In sum, Amborella is likely specialized in its floral display, unisexual flowers, and single-seeded carpels.  In other ways, it does show its age: wood without vessels, simple, separate flower parts of indefinite numbers, and unsealed carpels.  Its present very limited distribution in forests of New Caledonia attest to its archaic status and its proximity to extinction.  The few ways in which it has specialized are probably the keys to it still being with us.

This discussion leads to a deeper question of the nature of the first angiosperm carpels, which evolved well before the common ancestor of living angiosperms.  Were they ascidiate or plicate? The ascidiate carpel itself may be an adaptation for making berries and drupes, maybe nuts and achenes as well, but does not lend itself to carpels that must reopen as capsules, follicles or legumes.  So were the very first carpels fleshy berries?  I'll take that up in a future post.


Bailey I. W. and Swamy B. G. L. 1948 Amborella trichopoda Baill., a new morphological type of vesselless dicotyledon. Journal of the Arnold Arboretum 29: 245–254.

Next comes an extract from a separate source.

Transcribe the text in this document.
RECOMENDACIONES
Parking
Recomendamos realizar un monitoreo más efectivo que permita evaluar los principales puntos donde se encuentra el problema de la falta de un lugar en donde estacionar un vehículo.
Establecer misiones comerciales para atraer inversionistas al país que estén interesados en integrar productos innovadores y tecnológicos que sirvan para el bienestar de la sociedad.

Carlquist, S. J. and E. L. Schneider. 2001. Amborella trichopoda: relationships with the Illiciales and implications for vessel origin. Pacific Science 55 (3): 305-312

Endress, P. K. 2001. The Flowers in Extant Basal Angiosperms and Inferences on Ancestral Flowers
International Journal of Plant Sciences 162 (5): 1111- 1140

Thien, L. B. , T. L. Sage, T. Jaffré, P. Bernhardt, V. Pontieri, P. H. Weston, D. Malloch, H. Azuma, S. W. Graham, M. A. McPherson, H. S. Rai, R. F. Sage and J-L. Dupre. 2003. The Population Structure and Floral Biology of Amborella trichopoda (Amborellaceae) Annals of the Missouri Botanical Garden 90 (3): 466-490.